南風原陸軍病院はおよそ30の横穴からなります。そのうちの1本、20号壕は入り口付近が落盤していたものの、内部はほぼ原状を保っていました。そこで、決して潤沢とは言えない予算をやりくりして、長さ70mの20号壕を最初に整備し、今回の一般公開にこぎつけました。それに先だっては、考古学的手法にもとづく調査も行い、出土物などの分析も行っています。
火炎放射と火災による炭化のあと、ツルハシやクワで壁を刻んだあと、天井に残された「姜」の文字…。中継ではそれらを網羅して紹介したのですが、少々急ぎ足になってしまったのが、物足りなさを覚えられた方もいたかもしれません。
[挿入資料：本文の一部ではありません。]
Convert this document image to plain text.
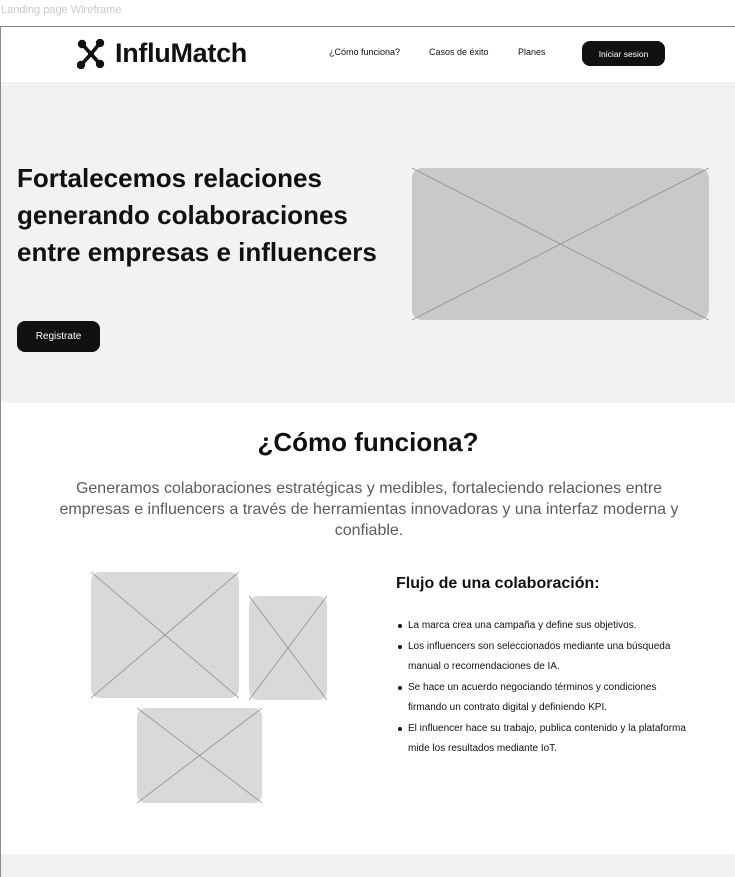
Landing page Wireframe
InfluMatch	¿Cómo funciona?	Casos de éxito	Planes	Iniciar sesion
Fortalecemos relaciones generando colaboraciones entre empresas e influencers
Registrate
¿Cómo funciona?

Generamos colaboraciones estratégicas y medibles, fortaleciendo relaciones entre empresas e influencers a través de herramientas innovadoras y una interfaz moderna y confiable.

Flujo de una colaboración:
La marca crea una campaña y define sus objetivos.
Los influencers son seleccionados mediante una búsqueda manual o recomendaciones de IA.
Se hace un acuerdo negociando términos y condiciones firmando un contrato digital y definiendo KPI.
El influencer hace su trabajo, publica contenido y la plataforma mide los resultados mediante IoT.
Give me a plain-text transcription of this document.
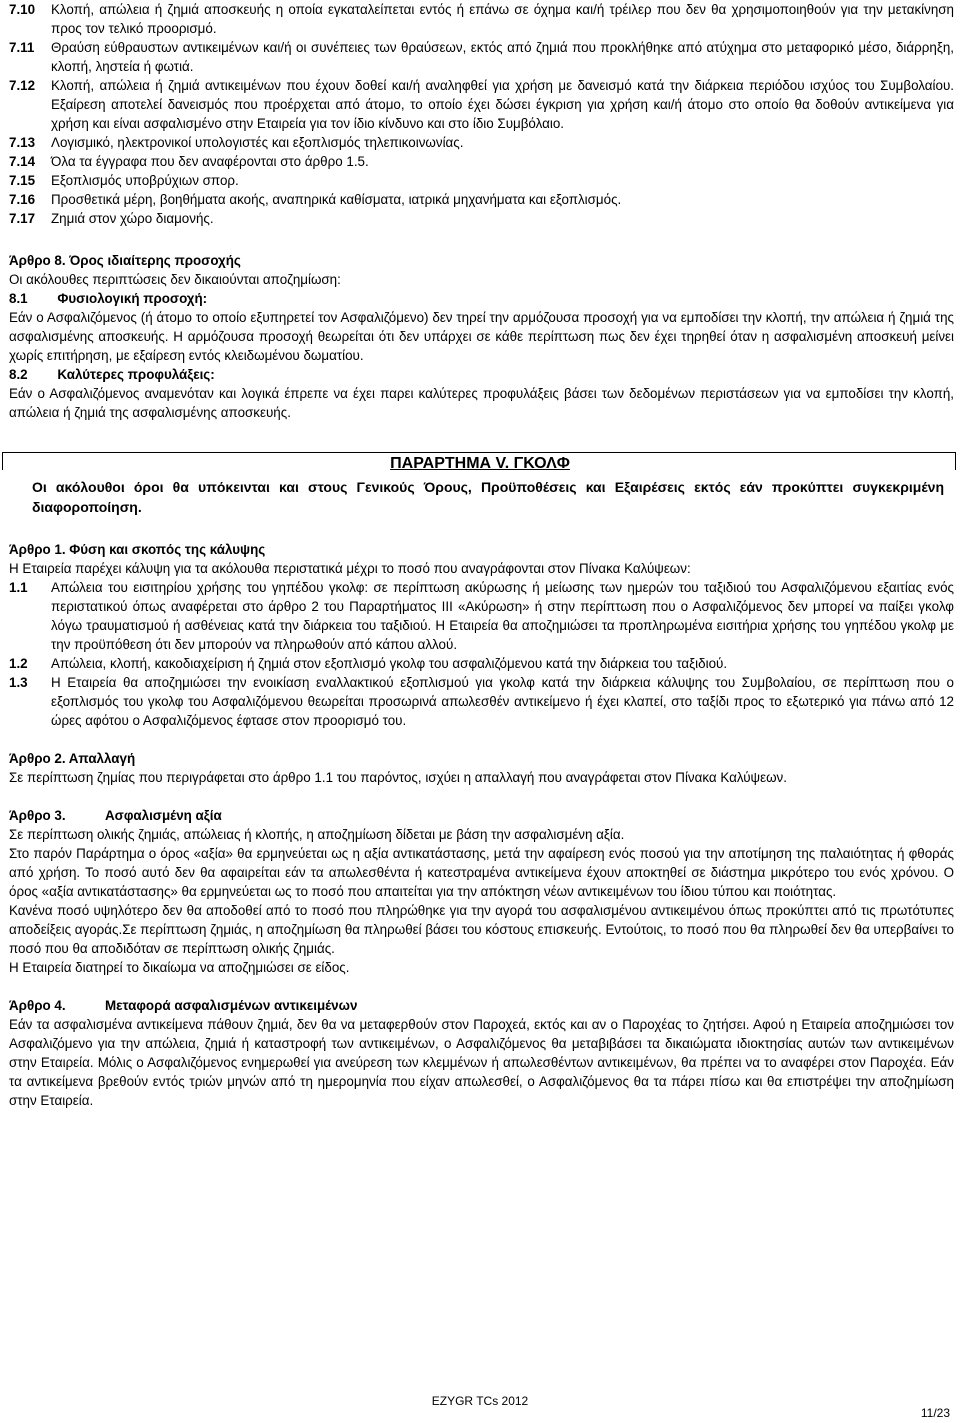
7.10	Κλοπή, απώλεια ή ζημιά αποσκευής η οποία εγκαταλείπεται εντός ή επάνω σε όχημα και/ή τρέιλερ που δεν θα χρησιμοποιηθούν για την μετακίνηση προς τον τελικό προορισμό.
7.11	Θραύση εύθραυστων αντικειμένων και/ή οι συνέπειες των θραύσεων, εκτός από ζημιά που προκλήθηκε από ατύχημα στο μεταφορικό μέσο, διάρρηξη, κλοπή, ληστεία ή φωτιά.
7.12	Κλοπή, απώλεια ή ζημιά αντικειμένων που έχουν δοθεί και/ή αναληφθεί για χρήση με δανεισμό κατά την διάρκεια περιόδου ισχύος του Συμβολαίου. Εξαίρεση αποτελεί δανεισμός που προέρχεται από άτομο, το οποίο έχει δώσει έγκριση για χρήση και/ή άτομο στο οποίο θα δοθούν αντικείμενα για χρήση και είναι ασφαλισμένο στην Εταιρεία για τον ίδιο κίνδυνο και στο ίδιο Συμβόλαιο.
7.13	Λογισμικό, ηλεκτρονικοί υπολογιστές και εξοπλισμός τηλεπικοινωνίας.
7.14	Όλα τα έγγραφα που δεν αναφέρονται στο άρθρο 1.5.
7.15	Εξοπλισμός υποβρύχιων σπορ.
7.16	Προσθετικά μέρη, βοηθήματα ακοής, αναπηρικά καθίσματα, ιατρικά μηχανήματα και εξοπλισμός.
7.17	Ζημιά στον χώρο διαμονής.

Άρθρο 8. Όρος ιδιαίτερης προσοχής

Οι ακόλουθες περιπτώσεις δεν δικαιούνται αποζημίωση:

8.1        Φυσιολογική προσοχή:

Εάν ο Ασφαλιζόμενος (ή άτομο το οποίο εξυπηρετεί τον Ασφαλιζόμενο) δεν τηρεί την αρμόζουσα προσοχή για να εμποδίσει την κλοπή, την απώλεια ή ζημιά της ασφαλισμένης αποσκευής. Η αρμόζουσα προσοχή θεωρείται ότι δεν υπάρχει σε κάθε περίπτωση πως δεν έχει τηρηθεί όταν η ασφαλισμένη αποσκευή μείνει χωρίς επιτήρηση, με εξαίρεση εντός κλειδωμένου δωματίου.

8.2        Καλύτερες προφυλάξεις:

Εάν ο Ασφαλιζόμενος αναμενόταν και λογικά έπρεπε να έχει παρει καλύτερες προφυλάξεις βάσει των δεδομένων περιστάσεων για να εμποδίσει την κλοπή, απώλεια ή ζημιά της ασφαλισμένης αποσκευής.

ΠΑΡΑΡΤΗΜΑ V. ΓΚΟΛΦ
Οι ακόλουθοι όροι θα υπόκεινται και στους Γενικούς Όρους, Προϋποθέσεις και Εξαιρέσεις εκτός εάν προκύπτει συγκεκριμένη διαφοροποίηση.

Άρθρο 1. Φύση και σκοπός της κάλυψης

Η Εταιρεία παρέχει κάλυψη για τα ακόλουθα περιστατικά μέχρι το ποσό που αναγράφονται στον Πίνακα Καλύψεων:

1.1	Απώλεια του εισιτηρίου χρήσης του γηπέδου γκολφ: σε περίπτωση ακύρωσης ή μείωσης των ημερών του ταξιδιού του Ασφαλιζόμενου εξαιτίας ενός περιστατικού όπως αναφέρεται στο άρθρο 2 του Παραρτήματος III «Ακύρωση» ή στην περίπτωση που ο Ασφαλιζόμενος δεν μπορεί να παίξει γκολφ λόγω τραυματισμού ή ασθένειας κατά την διάρκεια του ταξιδιού. Η Εταιρεία θα αποζημιώσει τα προπληρωμένα εισιτήρια χρήσης του γηπέδου γκολφ με την προϋπόθεση ότι δεν μπορούν να πληρωθούν από κάπου αλλού.
1.2	Απώλεια, κλοπή, κακοδιαχείριση ή ζημιά στον εξοπλισμό γκολφ του ασφαλιζόμενου κατά την διάρκεια του ταξιδιού.
1.3	Η Εταιρεία θα αποζημιώσει την ενοικίαση εναλλακτικού εξοπλισμού για γκολφ κατά την διάρκεια κάλυψης του Συμβολαίου, σε περίπτωση που ο εξοπλισμός του γκολφ του Ασφαλιζόμενου θεωρείται προσωρινά απωλεσθέν αντικείμενο ή έχει κλαπεί, στο ταξίδι προς το εξωτερικό για πάνω από 12 ώρες αφότου ο Ασφαλιζόμενος έφτασε στον προορισμό του.

Άρθρο 2. Απαλλαγή

Σε περίπτωση ζημίας που περιγράφεται στο άρθρο 1.1 του παρόντος, ισχύει η απαλλαγή που αναγράφεται στον Πίνακα Καλύψεων.

Άρθρο 3.	Ασφαλισμένη αξία

Σε περίπτωση ολικής ζημιάς, απώλειας ή κλοπής, η αποζημίωση δίδεται με βάση την ασφαλισμένη αξία.

Στο παρόν Παράρτημα ο όρος «αξία» θα ερμηνεύεται ως η αξία αντικατάστασης, μετά την αφαίρεση ενός ποσού για την αποτίμηση της παλαιότητας ή φθοράς από χρήση. Το ποσό αυτό δεν θα αφαιρείται εάν τα απωλεσθέντα ή κατεστραμένα αντικείμενα έχουν αποκτηθεί σε διάστημα μικρότερο του ενός χρόνου. Ο όρος «αξία αντικατάστασης» θα ερμηνεύεται ως το ποσό που απαιτείται για την απόκτηση νέων αντικειμένων του ίδιου τύπου και ποιότητας.

Κανένα ποσό υψηλότερο δεν θα αποδοθεί από το ποσό που πληρώθηκε για την αγορά του ασφαλισμένου αντικειμένου όπως προκύπτει από τις πρωτότυπες αποδείξεις αγοράς.Σε περίπτωση ζημιάς, η αποζημίωση θα πληρωθεί βάσει του κόστους επισκευής. Εντούτοις, το ποσό που θα πληρωθεί δεν θα υπερβαίνει το ποσό που θα αποδιδόταν σε περίπτωση ολικής ζημιάς.

Η Εταιρεία διατηρεί το δικαίωμα να αποζημιώσει σε είδος.

Άρθρο 4.	Μεταφορά ασφαλισμένων αντικειμένων

Εάν τα ασφαλισμένα αντικείμενα πάθουν ζημιά, δεν θα να μεταφερθούν στον Παροχεά, εκτός και αν ο Παροχέας το ζητήσει. Αφού η Εταιρεία αποζημιώσει τον Ασφαλιζόμενο για την απώλεια, ζημιά ή καταστροφή των αντικειμένων, ο Ασφαλιζόμενος θα μεταβιβάσει τα δικαιώματα ιδιοκτησίας αυτών των αντικειμένων στην Εταιρεία. Μόλις ο Ασφαλιζόμενος ενημερωθεί για ανεύρεση των κλεμμένων ή απωλεσθέντων αντικειμένων, θα πρέπει να το αναφέρει στον Παροχέα. Εάν τα αντικείμενα βρεθούν εντός τριών μηνών από τη ημερομηνία που είχαν απωλεσθεί, ο Ασφαλιζόμενος θα τα πάρει πίσω και θα επιστρέψει την αποζημίωση στην Εταιρεία.

EZYGR TCs 2012
11/23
入社・報道局配属以来、ずっと沖縄の基地問題・戦争の問題を取材してきた私。手つかずだった戦争のあとが、最小限の整備で公開に至ったことの意義深さに思いをいたさずにはいられません。
沖縄といえば、青い海・白い砂浜が思い浮かぶ方が多いでしょう。しかしそれだけではありません。美しい島の風景、あたたかい人のこころのもとには、筆舌に尽くしがたい歴史が抱えられているのです。夏休みはもうすぐ。今年も多くの観光客が訪れると思います。気持ちよく遊んで、美味しいものに舌鼓をうって、沖縄の愉しさを満喫していただきたい。でも、少しの時間でかまいません。沖縄で何が起きていたのかも、知ってほしいと思います。沖縄に10年以上関わってきた私や、Yカメラマンの願いです。